Reference : Sur un hydrate de soufre
Scientific journals : Article
Physical, chemical, mathematical & earth Sciences : Chemistry
Sur un hydrate de soufre
[en] A Hydrate of Sulfur
Spring, Walthère [Université de Liège - ULiège]
Recueil des Travaux Chimiques des Pays-Bas et de la Belgique
[en] Hydrate of sulfur
[fr] Hydrate de soufre
[en] Spring, W. Recueil des Travaux Chimiques des Pays-Bas (1906), 25, 253-9 ; SciFinder (Chemical Abstracts Service: Columbus, OH); (accessed July 8, 2010).

The sulphur which is formed together with polythionic acids when hydrogen sulphide and sulphur dioxide react in aqueous solution is a mixture of soluble sulphur and a definite hydrate, S8,H2O, and not a new allotropic form of sulphur, "sulphur δ", as described by Debus (Chem.

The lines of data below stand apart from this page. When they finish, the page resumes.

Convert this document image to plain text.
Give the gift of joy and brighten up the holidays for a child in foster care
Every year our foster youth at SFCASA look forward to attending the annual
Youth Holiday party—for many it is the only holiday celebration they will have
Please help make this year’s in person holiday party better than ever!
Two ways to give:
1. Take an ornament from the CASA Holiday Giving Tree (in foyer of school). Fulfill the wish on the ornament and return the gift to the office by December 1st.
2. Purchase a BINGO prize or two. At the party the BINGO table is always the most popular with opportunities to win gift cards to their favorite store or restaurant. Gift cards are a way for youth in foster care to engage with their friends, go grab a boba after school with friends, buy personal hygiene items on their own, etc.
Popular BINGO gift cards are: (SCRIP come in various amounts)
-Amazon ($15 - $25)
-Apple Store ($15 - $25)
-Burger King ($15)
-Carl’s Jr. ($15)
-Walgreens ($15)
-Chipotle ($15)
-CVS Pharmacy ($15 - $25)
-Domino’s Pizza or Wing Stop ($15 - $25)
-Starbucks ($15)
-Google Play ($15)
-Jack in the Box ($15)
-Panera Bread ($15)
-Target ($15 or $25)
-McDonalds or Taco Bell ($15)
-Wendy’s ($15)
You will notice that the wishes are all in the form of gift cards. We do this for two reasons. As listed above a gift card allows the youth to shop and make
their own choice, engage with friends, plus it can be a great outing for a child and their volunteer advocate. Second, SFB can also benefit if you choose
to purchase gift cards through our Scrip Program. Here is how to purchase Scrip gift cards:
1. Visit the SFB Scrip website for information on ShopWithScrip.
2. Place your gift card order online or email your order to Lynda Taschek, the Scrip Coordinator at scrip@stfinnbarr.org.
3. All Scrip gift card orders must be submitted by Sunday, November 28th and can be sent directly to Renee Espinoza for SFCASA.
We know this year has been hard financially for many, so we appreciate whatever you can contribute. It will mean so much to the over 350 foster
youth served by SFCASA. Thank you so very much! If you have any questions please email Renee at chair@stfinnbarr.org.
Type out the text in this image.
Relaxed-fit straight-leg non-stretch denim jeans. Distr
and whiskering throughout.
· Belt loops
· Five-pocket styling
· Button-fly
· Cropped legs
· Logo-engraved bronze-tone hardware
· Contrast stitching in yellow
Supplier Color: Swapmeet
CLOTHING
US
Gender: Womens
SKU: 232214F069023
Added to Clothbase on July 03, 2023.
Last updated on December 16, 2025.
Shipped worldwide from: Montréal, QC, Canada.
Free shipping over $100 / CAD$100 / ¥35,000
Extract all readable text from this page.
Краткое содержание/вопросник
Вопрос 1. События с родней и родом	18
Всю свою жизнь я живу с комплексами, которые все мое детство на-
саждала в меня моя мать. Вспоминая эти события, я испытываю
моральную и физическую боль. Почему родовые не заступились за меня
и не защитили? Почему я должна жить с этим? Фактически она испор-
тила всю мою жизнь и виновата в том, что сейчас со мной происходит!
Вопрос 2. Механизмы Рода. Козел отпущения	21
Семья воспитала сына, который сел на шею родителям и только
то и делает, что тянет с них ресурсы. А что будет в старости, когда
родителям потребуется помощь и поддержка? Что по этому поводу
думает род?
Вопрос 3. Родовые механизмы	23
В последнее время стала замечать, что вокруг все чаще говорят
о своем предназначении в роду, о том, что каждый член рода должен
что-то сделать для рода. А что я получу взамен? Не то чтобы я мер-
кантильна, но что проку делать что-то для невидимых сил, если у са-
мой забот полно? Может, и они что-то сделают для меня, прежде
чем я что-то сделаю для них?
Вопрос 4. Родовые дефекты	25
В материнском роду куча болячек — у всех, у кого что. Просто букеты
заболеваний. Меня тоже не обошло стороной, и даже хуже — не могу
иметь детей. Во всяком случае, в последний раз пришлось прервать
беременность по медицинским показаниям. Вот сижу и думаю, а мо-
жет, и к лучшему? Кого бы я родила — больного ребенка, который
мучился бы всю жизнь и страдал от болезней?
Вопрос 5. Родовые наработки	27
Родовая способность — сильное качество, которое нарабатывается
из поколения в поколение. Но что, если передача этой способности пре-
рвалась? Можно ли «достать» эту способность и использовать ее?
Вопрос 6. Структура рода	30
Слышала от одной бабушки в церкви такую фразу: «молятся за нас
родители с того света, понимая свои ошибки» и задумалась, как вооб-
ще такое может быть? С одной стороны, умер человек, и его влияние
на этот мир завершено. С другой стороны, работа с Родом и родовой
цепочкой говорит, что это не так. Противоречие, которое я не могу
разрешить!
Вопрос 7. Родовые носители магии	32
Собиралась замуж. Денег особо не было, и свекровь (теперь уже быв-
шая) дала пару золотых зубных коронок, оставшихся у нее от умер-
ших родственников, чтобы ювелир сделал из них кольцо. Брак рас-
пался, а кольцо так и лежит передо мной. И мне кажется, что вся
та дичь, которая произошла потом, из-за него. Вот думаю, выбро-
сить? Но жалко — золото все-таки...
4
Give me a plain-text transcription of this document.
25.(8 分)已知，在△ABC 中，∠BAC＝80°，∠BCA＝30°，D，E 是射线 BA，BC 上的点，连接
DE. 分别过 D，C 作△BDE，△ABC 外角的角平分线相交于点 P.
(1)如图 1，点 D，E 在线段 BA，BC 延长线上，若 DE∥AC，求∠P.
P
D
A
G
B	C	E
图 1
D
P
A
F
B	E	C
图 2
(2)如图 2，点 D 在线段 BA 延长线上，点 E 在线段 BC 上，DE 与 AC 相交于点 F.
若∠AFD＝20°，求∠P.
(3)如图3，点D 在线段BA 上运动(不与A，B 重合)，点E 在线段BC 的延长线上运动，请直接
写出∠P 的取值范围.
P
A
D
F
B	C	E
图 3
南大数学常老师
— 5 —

News, 1888, 57, 87). In order to separate the hydrate from the soluble sulphur, the mixed precipitate in washed by dialysis until it is neutral to litmus, and dried in a vacuum at the ordinary temperature until the weight is constant; the yellow mass thus obtained is powdered, sifted through silk, again dried in a vacuum, and finally extracted with carbon disulphide, which dissolves 51.6 per cent. of the total mass. The residual sulphur hydrate, S8,H2O, when compressed into cylinders, has a sp. gr. 1.9385 at 19°/4°, loses its water at 80°, and has a slight vapour pressure at the ordinary temperature, the powdered substance losing 2.41 per cent. and the compressed substance 1.33 per cent. when kept over sulphuric acid for 205 days. The partially dried powder contains 3.1 per cent. and the compressed substance 5.8 per cent. of sulphur soluble in carbon disulphide. If, however, the hydrate consisted of octahedral sulphur combined with water, the amount of soluble sulphur in the partially dried powder would be 35.186 per cent.; it is probable, therefore, that the hydrate is derived from an amorphous unstable variety of sulphur which is transformed slowly under ordinary conditions, and more rapidly under pressure, into soluble sulphur.